Lesson 2: Coding with GPT-4 Still Isn’t Easy, But Is Drastically Accelerated
When GPT-4 was first released, we were in awe of its coding capabilities. In fact, we were even telling people that coding assistants would let anyone code and that there might end up being a flood of new software on the market (incidentally, this app might be considered evidence of that phenomenon).
But after spending some time using GPT-4 for coding this app, we are reminded that there are still a lot of limitations. GPT-4 is an excellent assistant for the most part. LazyNotes is coded in Apple’s Swift (yay) UI language and frankly the documentation is pretty lacking in detail and examples. GPT-4 was essential in unblocking common tasks.
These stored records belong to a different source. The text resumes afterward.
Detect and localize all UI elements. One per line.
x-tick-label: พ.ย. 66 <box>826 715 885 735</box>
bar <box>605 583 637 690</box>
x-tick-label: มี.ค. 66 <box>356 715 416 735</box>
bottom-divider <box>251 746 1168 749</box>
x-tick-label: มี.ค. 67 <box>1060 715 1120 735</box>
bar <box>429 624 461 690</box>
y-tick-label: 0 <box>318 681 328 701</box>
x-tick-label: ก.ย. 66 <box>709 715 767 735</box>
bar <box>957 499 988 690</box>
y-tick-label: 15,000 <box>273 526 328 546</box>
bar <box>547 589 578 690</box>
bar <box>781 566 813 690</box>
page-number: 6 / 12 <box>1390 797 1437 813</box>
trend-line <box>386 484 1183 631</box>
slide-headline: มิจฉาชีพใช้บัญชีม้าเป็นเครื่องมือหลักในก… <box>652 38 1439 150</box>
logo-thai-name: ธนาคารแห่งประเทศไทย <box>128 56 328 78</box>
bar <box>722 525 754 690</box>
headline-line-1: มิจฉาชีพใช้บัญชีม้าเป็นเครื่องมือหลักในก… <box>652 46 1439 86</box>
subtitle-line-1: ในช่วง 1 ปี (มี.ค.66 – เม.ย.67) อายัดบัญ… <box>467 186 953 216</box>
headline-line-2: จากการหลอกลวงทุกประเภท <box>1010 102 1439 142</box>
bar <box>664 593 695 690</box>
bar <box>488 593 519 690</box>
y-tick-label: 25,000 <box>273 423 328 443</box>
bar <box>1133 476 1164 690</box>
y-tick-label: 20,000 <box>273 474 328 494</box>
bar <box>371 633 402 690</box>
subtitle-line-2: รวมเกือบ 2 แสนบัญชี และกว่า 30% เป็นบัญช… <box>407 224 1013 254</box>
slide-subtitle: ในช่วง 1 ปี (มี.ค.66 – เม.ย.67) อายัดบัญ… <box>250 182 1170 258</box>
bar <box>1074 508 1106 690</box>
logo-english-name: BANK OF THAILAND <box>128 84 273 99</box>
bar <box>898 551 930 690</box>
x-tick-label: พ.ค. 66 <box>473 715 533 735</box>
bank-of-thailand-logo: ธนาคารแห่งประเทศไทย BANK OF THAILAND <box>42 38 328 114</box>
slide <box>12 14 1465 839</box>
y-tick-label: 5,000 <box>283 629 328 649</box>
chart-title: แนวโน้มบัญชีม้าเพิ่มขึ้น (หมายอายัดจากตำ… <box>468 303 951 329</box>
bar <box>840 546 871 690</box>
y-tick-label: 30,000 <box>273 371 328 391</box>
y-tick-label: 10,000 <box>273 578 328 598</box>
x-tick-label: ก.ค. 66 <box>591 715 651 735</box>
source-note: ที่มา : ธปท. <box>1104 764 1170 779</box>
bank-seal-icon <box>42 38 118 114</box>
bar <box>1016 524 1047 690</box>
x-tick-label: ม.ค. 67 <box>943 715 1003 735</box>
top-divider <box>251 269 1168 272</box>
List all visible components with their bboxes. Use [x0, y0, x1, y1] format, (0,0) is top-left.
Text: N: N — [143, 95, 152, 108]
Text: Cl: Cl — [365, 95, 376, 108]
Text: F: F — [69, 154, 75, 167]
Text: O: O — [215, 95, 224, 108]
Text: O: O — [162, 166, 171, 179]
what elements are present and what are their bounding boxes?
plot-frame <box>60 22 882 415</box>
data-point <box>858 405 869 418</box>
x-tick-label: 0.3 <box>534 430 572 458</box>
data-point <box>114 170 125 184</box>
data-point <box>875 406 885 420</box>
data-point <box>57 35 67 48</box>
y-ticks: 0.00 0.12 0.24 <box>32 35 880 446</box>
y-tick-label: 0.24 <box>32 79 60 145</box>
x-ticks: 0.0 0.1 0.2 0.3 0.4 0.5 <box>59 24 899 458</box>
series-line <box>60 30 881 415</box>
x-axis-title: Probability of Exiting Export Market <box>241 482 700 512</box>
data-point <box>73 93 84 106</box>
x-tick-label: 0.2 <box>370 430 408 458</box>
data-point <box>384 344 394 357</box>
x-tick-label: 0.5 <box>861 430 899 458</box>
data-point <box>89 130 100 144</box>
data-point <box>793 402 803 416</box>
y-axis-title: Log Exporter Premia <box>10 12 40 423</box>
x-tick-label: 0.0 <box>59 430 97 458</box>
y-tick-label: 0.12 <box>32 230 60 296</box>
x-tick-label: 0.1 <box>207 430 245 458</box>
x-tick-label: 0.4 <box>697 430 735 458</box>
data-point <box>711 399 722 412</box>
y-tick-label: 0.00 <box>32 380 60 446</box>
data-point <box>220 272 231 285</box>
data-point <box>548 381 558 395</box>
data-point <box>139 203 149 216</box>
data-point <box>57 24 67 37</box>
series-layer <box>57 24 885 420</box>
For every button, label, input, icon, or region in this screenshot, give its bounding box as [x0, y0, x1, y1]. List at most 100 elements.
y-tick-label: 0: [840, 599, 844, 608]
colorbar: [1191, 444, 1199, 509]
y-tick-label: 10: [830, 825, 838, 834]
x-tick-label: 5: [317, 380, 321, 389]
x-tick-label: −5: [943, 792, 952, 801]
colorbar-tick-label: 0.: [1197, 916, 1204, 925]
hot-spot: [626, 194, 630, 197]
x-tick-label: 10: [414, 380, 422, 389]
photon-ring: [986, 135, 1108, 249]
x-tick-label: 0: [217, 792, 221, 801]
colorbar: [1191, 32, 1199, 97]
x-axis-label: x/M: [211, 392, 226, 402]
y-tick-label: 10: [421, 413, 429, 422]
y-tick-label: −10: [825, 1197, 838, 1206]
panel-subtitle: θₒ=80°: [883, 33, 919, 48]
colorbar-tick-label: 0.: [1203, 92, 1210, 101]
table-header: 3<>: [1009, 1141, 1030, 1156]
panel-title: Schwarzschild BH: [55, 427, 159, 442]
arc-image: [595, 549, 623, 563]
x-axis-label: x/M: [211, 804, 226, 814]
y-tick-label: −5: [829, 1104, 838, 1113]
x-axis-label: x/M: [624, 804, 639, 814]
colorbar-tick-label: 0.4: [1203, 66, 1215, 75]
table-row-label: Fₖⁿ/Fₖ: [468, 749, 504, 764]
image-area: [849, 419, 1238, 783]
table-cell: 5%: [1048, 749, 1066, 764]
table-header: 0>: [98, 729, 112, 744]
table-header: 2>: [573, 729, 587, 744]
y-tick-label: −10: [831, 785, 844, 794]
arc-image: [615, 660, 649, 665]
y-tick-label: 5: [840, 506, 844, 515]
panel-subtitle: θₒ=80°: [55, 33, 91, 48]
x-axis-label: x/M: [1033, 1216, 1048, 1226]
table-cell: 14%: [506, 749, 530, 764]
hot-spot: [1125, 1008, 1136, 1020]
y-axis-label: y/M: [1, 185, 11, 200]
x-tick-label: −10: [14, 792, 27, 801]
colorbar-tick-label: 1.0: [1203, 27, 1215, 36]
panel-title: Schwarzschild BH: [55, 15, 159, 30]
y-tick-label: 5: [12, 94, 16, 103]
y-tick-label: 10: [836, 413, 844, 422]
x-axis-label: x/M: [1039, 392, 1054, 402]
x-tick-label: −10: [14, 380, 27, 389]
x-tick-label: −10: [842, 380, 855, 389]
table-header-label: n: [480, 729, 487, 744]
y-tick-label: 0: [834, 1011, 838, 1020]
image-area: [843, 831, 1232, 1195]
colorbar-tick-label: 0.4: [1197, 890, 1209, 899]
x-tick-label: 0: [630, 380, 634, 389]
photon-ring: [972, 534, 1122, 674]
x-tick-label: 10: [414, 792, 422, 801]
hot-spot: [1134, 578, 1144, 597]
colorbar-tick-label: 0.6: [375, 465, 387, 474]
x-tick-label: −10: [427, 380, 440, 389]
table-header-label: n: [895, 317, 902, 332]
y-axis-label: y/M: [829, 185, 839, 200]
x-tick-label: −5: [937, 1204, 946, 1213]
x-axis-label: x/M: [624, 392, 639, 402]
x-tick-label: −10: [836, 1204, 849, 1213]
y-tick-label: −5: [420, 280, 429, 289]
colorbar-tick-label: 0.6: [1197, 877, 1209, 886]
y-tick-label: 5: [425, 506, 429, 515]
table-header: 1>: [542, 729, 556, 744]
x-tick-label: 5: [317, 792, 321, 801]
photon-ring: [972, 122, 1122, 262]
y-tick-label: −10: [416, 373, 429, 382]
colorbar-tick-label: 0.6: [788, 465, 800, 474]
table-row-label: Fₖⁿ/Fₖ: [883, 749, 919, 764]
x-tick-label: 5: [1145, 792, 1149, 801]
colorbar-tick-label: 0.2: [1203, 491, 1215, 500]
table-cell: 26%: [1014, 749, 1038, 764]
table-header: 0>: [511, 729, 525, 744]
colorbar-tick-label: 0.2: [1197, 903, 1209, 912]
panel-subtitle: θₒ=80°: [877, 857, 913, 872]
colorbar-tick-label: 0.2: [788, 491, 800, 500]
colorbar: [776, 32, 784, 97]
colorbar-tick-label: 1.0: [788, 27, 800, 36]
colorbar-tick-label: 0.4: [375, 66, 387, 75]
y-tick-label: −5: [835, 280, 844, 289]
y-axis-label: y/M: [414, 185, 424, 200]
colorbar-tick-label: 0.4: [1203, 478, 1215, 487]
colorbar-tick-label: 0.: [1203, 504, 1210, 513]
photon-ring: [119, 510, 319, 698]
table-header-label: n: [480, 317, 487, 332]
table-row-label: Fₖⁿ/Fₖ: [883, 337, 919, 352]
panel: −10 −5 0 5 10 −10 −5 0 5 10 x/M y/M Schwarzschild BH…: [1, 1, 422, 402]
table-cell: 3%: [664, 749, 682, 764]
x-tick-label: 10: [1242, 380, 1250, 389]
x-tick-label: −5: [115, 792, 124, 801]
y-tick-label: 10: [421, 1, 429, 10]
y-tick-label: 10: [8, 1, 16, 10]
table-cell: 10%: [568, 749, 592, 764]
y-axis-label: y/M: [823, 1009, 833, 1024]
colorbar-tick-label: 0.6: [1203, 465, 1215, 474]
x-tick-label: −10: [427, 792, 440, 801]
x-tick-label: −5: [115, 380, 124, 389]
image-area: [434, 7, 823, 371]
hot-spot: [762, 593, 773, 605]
We didn’t need it to tell us how to make our if’s and then’s, but syntax of fringe languages proved to be a really good use case for a code assistant. The limitations became clear when the coding tasks were more Apple-y and not well documented. GPT-4 would often produce “ideas” for how to fix issues that didn’t work or missed important details. Furthermore, we were reminded how much time is actually spent on technical details outside of the actual code — setting up servers and cloud services, configuring Xcode settings, dealing with Apple’s review process or OpenAI’s limits — that end up slowing the development process. In truth, getting a real app built up is still hard once you get beyond the prototype stage.
Lesson 3: There Is a Lot More To a Company Than the Product
Once you get your app up and running, so what? How does anyone know about it? Does anyone care? What’s the business model? Do users get frustrated and leave? Now that it’s easier than ever to make amazing software, everything else — like sales, marketing, and customer support — becomes even more important. This is also a word of caution to new founders who are energized by the rapid prototype they just built. The prototype phase is like the first date, and there are lots of ups and downs around the corner. You may want to spend some time selling and marketing your new idea before being locked into a venture deal.
Lesson 4: LLM Ecosystem Tools: Are They Needed?
The last observations are about the LLM tool ecosystem. In the simple app we created, we didn’t need to leverage any prompt tools, vector databases, LLM memory or even LLM observability tools that are currently emerging to support the gen-AI ecosystem. But should this type of app scale, our first stop would likely be better observability to ensure our customer experience is acceptable. Secondly, new LLMOps tools could help as we test new prompts and versions of models as they come available. Vector stores and memory could also be useful if we want to search or chat with transcripts (ex. “who was that company we met that did XYZ?”).
While many new apps may be able to get away with the immediate novelty of GPT-4, eventually successful users of LLM models will need to reach for some of these essentials.
In summary, we have a new tool in our Swift Ventures toolkit and a lot of great learnings to help inform our investments and help founders. But maybe the best learning of all is that it’s still as hard as ever to build a transformational company.